How Citizen Science Programs Can Better Impact Natural Resource Management and Policy

May. 9th 2019
People measuring streams

Citizen science programs engage members of the public in scientific research. These programs help scientists with limited resources by having citizens collect and analyze data. Volunteer water monitoring programs are some of the most popular citizen science programs centered on a single resource. One example of a volunteer water monitoring program is the Vermont Lay Monitoring Program (LMP), which trains and equips volunteers to sample lake water quality from their own boats.

Researchers have reviewed citizen science and volunteer monitoring programs and characterized the outcomes from these programs and their potential impacts on natural resource management. However, traits of volunteer environmental monitoring and citizen science programs have not been studied as catalysts for outcomes in a quantitative way.
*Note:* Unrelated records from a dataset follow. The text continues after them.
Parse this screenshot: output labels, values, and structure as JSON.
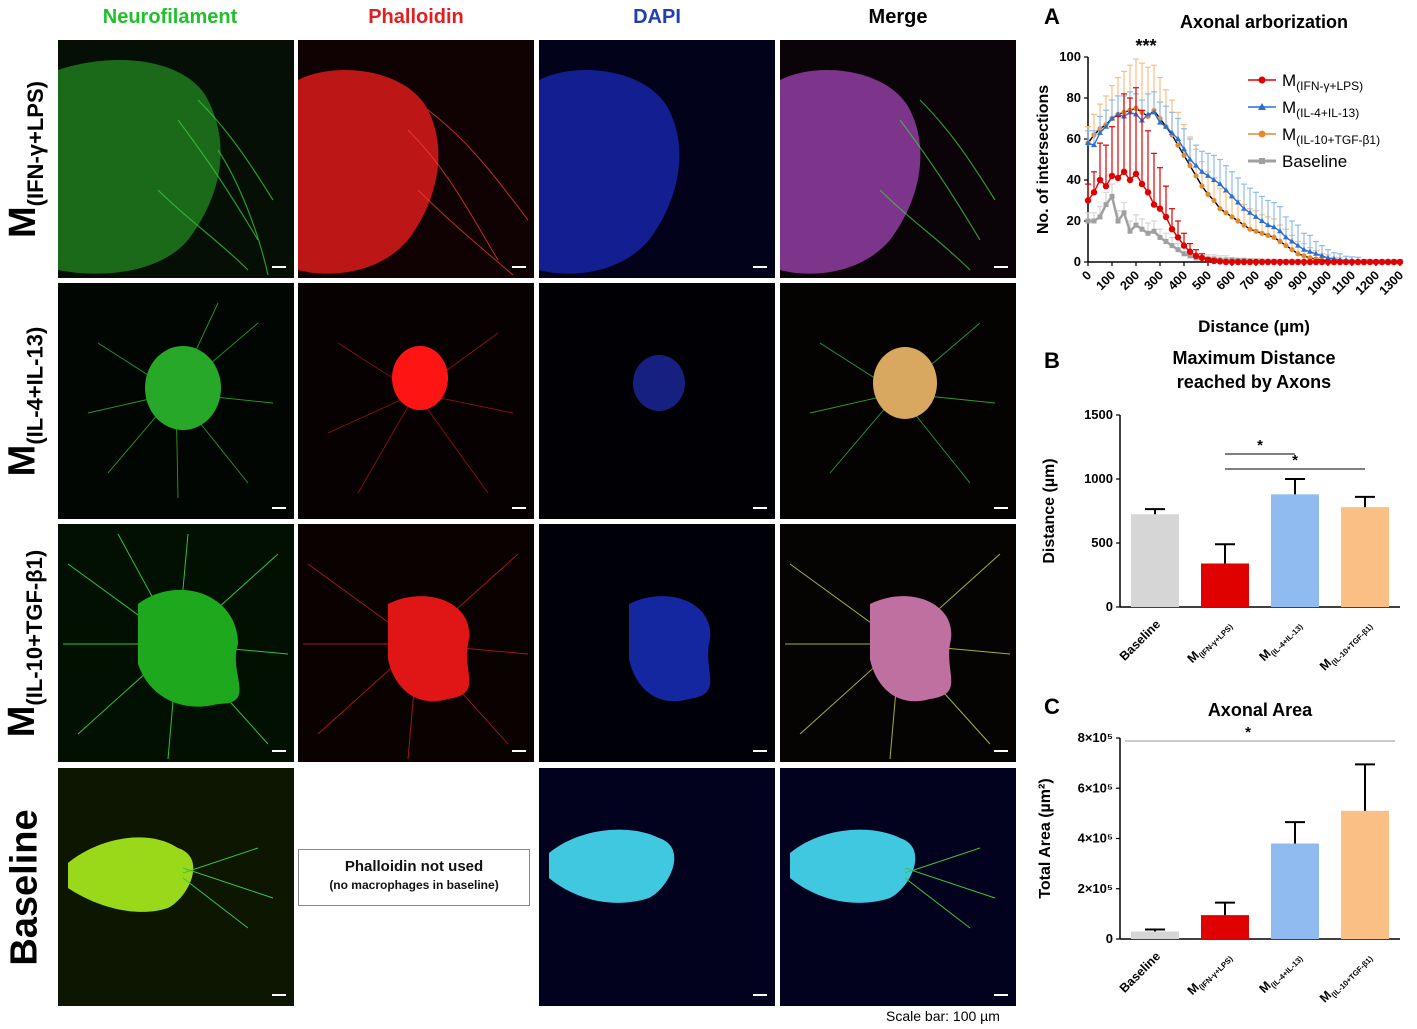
{
  "columns": [
    {
      "label": "Neurofilament",
      "color": "#22c02a"
    },
    {
      "label": "Phalloidin",
      "color": "#e02020"
    },
    {
      "label": "DAPI",
      "color": "#2040b0"
    },
    {
      "label": "Merge",
      "color": "#000000"
    }
  ],
  "rows": [
    {
      "label_main": "M",
      "label_sub": "(IFN-γ+LPS)"
    },
    {
      "label_main": "M",
      "label_sub": "(IL-4+IL-13)"
    },
    {
      "label_main": "M",
      "label_sub": "(IL-10+TGF-β1)"
    },
    {
      "label_main": "Baseline",
      "label_sub": ""
    }
  ],
  "note": {
    "line1": "Phalloidin not used",
    "line2": "(no macrophages in baseline)"
  },
  "scale_caption": "Scale bar: 100 µm",
  "panel_letters": [
    "A",
    "B",
    "C"
  ],
  "colors": {
    "m1": "#e00000",
    "m2": "#8fbbf0",
    "m2_line": "#2a6fd6",
    "m3": "#f9bf84",
    "m3_line": "#e58a2c",
    "baseline": "#d6d6d6",
    "baseline_line": "#a0a0a0"
  },
  "chart_data": [
    {
      "type": "line",
      "title": "Axonal arborization",
      "xlabel": "Distance (µm)",
      "ylabel": "No. of intersections",
      "annotation": "***",
      "x_ticks": [
        "0",
        "100",
        "200",
        "300",
        "400",
        "500",
        "600",
        "700",
        "800",
        "900",
        "1000",
        "1100",
        "1200",
        "1300"
      ],
      "y_ticks": [
        "0",
        "20",
        "40",
        "60",
        "80",
        "100"
      ],
      "xlim": [
        0,
        1300
      ],
      "ylim": [
        0,
        100
      ],
      "x": [
        0,
        25,
        50,
        75,
        100,
        125,
        150,
        175,
        200,
        225,
        250,
        275,
        300,
        325,
        350,
        375,
        400,
        425,
        450,
        475,
        500,
        525,
        550,
        575,
        600,
        625,
        650,
        675,
        700,
        725,
        750,
        775,
        800,
        825,
        850,
        875,
        900,
        925,
        950,
        975,
        1000,
        1025,
        1050,
        1075,
        1100,
        1125,
        1150,
        1175,
        1200,
        1225,
        1250,
        1275,
        1300
      ],
      "series": [
        {
          "name": "M(IFN-γ+LPS)",
          "label_main": "M",
          "label_sub": "(IFN-γ+LPS)",
          "values": [
            30,
            34,
            40,
            37,
            42,
            41,
            44,
            40,
            43,
            38,
            34,
            28,
            26,
            22,
            16,
            12,
            8,
            5,
            3,
            2,
            1,
            0.5,
            0.3,
            0,
            0,
            0,
            0,
            0,
            0,
            0,
            0,
            0,
            0,
            0,
            0,
            0,
            0,
            0,
            0,
            0,
            0,
            0,
            0,
            0,
            0,
            0,
            0,
            0,
            0,
            0,
            0,
            0,
            0
          ],
          "errors": [
            8,
            10,
            18,
            20,
            24,
            30,
            38,
            40,
            42,
            36,
            30,
            25,
            20,
            15,
            10,
            8,
            6,
            4,
            3,
            2,
            1,
            1,
            0,
            0,
            0,
            0,
            0,
            0,
            0,
            0,
            0,
            0,
            0,
            0,
            0,
            0,
            0,
            0,
            0,
            0,
            0,
            0,
            0,
            0,
            0,
            0,
            0,
            0,
            0,
            0,
            0,
            0,
            0
          ]
        },
        {
          "name": "M(IL-4+IL-13)",
          "label_main": "M",
          "label_sub": "(IL-4+IL-13)",
          "values": [
            58,
            57,
            63,
            66,
            70,
            72,
            71,
            73,
            72,
            69,
            72,
            73,
            68,
            66,
            63,
            60,
            55,
            50,
            47,
            44,
            42,
            40,
            38,
            35,
            32,
            29,
            26,
            24,
            22,
            20,
            18,
            17,
            15,
            12,
            10,
            8,
            6,
            5,
            4,
            3,
            2,
            1.5,
            1,
            0.8,
            0.5,
            0.3,
            0.2,
            0.1,
            0,
            0,
            0,
            0,
            0
          ],
          "errors": [
            6,
            7,
            8,
            8,
            9,
            9,
            10,
            10,
            10,
            10,
            10,
            10,
            10,
            10,
            10,
            10,
            10,
            10,
            10,
            10,
            11,
            12,
            12,
            12,
            12,
            12,
            12,
            12,
            12,
            12,
            12,
            12,
            12,
            10,
            10,
            10,
            8,
            8,
            6,
            5,
            4,
            3,
            3,
            2,
            2,
            2,
            1,
            1,
            1,
            1,
            1,
            1,
            1
          ]
        },
        {
          "name": "M(IL-10+TGF-β1)",
          "label_main": "M",
          "label_sub": "(IL-10+TGF-β1)",
          "values": [
            58,
            62,
            65,
            67,
            70,
            72,
            73,
            74,
            75,
            73,
            71,
            74,
            70,
            66,
            62,
            57,
            52,
            47,
            42,
            37,
            33,
            30,
            26,
            24,
            22,
            20,
            18,
            16,
            15,
            14,
            13,
            12,
            10,
            8,
            6,
            4,
            3,
            2,
            1.5,
            1,
            0.5,
            0.3,
            0,
            0,
            0,
            0,
            0,
            0,
            0,
            0,
            0,
            0,
            0
          ],
          "errors": [
            8,
            10,
            12,
            14,
            16,
            18,
            20,
            22,
            24,
            24,
            24,
            22,
            20,
            18,
            17,
            16,
            15,
            14,
            13,
            12,
            11,
            11,
            10,
            10,
            10,
            10,
            10,
            10,
            10,
            9,
            9,
            9,
            8,
            8,
            7,
            6,
            6,
            5,
            4,
            3,
            3,
            2,
            2,
            1,
            1,
            1,
            1,
            1,
            1,
            1,
            1,
            1,
            1
          ]
        },
        {
          "name": "Baseline",
          "label_main": "Baseline",
          "label_sub": "",
          "values": [
            20,
            20,
            22,
            28,
            32,
            20,
            24,
            15,
            18,
            16,
            14,
            15,
            12,
            10,
            8,
            6,
            4,
            3,
            2,
            2,
            1.5,
            1.5,
            1,
            1,
            1,
            0.8,
            0.8,
            0.5,
            0.5,
            0.4,
            0.3,
            0.3,
            0.2,
            0.2,
            0.1,
            0.1,
            0,
            0,
            0,
            0,
            0,
            0,
            0,
            0,
            0,
            0,
            0,
            0,
            0,
            0,
            0,
            0,
            0
          ],
          "errors": [
            4,
            4,
            5,
            6,
            6,
            5,
            5,
            5,
            5,
            5,
            5,
            5,
            4,
            4,
            4,
            3,
            3,
            3,
            2,
            2,
            2,
            2,
            2,
            2,
            1,
            1,
            1,
            1,
            1,
            1,
            1,
            1,
            1,
            1,
            1,
            1,
            1,
            1,
            1,
            1,
            1,
            1,
            1,
            1,
            1,
            1,
            1,
            1,
            1,
            1,
            1,
            1,
            1
          ]
        }
      ]
    },
    {
      "type": "bar",
      "title": "Maximum Distance reached by Axons",
      "title_line1": "Maximum Distance",
      "title_line2": "reached by Axons",
      "ylabel": "Distance (µm)",
      "y_ticks": [
        "0",
        "500",
        "1000",
        "1500"
      ],
      "ylim": [
        0,
        1500
      ],
      "categories": [
        {
          "main": "Baseline",
          "sub": ""
        },
        {
          "main": "M",
          "sub": "(IFN-γ+LPS)"
        },
        {
          "main": "M",
          "sub": "(IL-4+IL-13)"
        },
        {
          "main": "M",
          "sub": "(IL-10+TGF-β1)"
        }
      ],
      "values": [
        725,
        340,
        880,
        780
      ],
      "errors": [
        40,
        150,
        120,
        80
      ],
      "significance": [
        {
          "from": 1,
          "to": 2,
          "label": "*"
        },
        {
          "from": 1,
          "to": 3,
          "label": "*"
        }
      ]
    },
    {
      "type": "bar",
      "title": "Axonal Area",
      "ylabel": "Total Area (µm²)",
      "y_ticks": [
        "0",
        "2×10⁵",
        "4×10⁵",
        "6×10⁵",
        "8×10⁵"
      ],
      "ylim": [
        0,
        800000
      ],
      "categories": [
        {
          "main": "Baseline",
          "sub": ""
        },
        {
          "main": "M",
          "sub": "(IFN-γ+LPS)"
        },
        {
          "main": "M",
          "sub": "(IL-4+IL-13)"
        },
        {
          "main": "M",
          "sub": "(IL-10+TGF-β1)"
        }
      ],
      "values": [
        30000,
        95000,
        380000,
        510000
      ],
      "errors": [
        8000,
        50000,
        85000,
        185000
      ],
      "significance": [
        {
          "from": 0,
          "to": 3,
          "label": "*"
        }
      ]
    }
  ]
}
More recently, researchers Kristine Stepenuck from the University of Vermont and Kenneth Genskow from the University of Wisconsin-Madison addressed this gap by analyzing statistical relationships between key volunteer water monitoring program traits and recorded impacts on natural resource policy and management. Examples of program traits include program age, size of the program, size of the program budget and budget sources. Overall, findings showed that several traits are significantly related to impacts on natural resource policy and management. The two most influential traits found by this study were budget and addressing an environmental crisis.

Researchers surveyed 345 volunteer water monitoring program coordinators in the United States. The survey consisted of questions on program traits and questions related to impacts from the programs on natural resource policy and management. Based on the survey, some common objectives of the programs were to involve community members and educate the public.

While several of the traits of water monitoring programs were related to impacts on natural resource management and policy, there were some clear differences. For instance, the study found a clear difference in policy outcomes between school-based water monitoring programs and those responding to a perceived environmental crisis. This is important because many critics of citizen science programs have stated that their primary role is to provide environmental education, which hinders citizen scientists’ ability to have their data considered credible and worthy of being used in decision-making.

This study further reinforces water monitoring program impacts on policy with findings that show programs that go beyond environmental education purposes can provide a greater impact on policy and management. Specifically, results from the research support the idea that volunteer water monitoring groups working to address a specific environmental crisis can be positioned to influence key decisions.

This study also found that the budget for water monitoring programs was a significant factor in impacting management and policy outcomes, with increased resources improving public services. Well-funded programs can support more volunteers, more samples can be collected and analyzed, and more effort can be supported for sharing findings.

Overall, this research provides insight into the different factors that new and existing citizen science and volunteer monitoring programs (like the Vermont LMP) can use to help them with program direction and to better achieve their goals.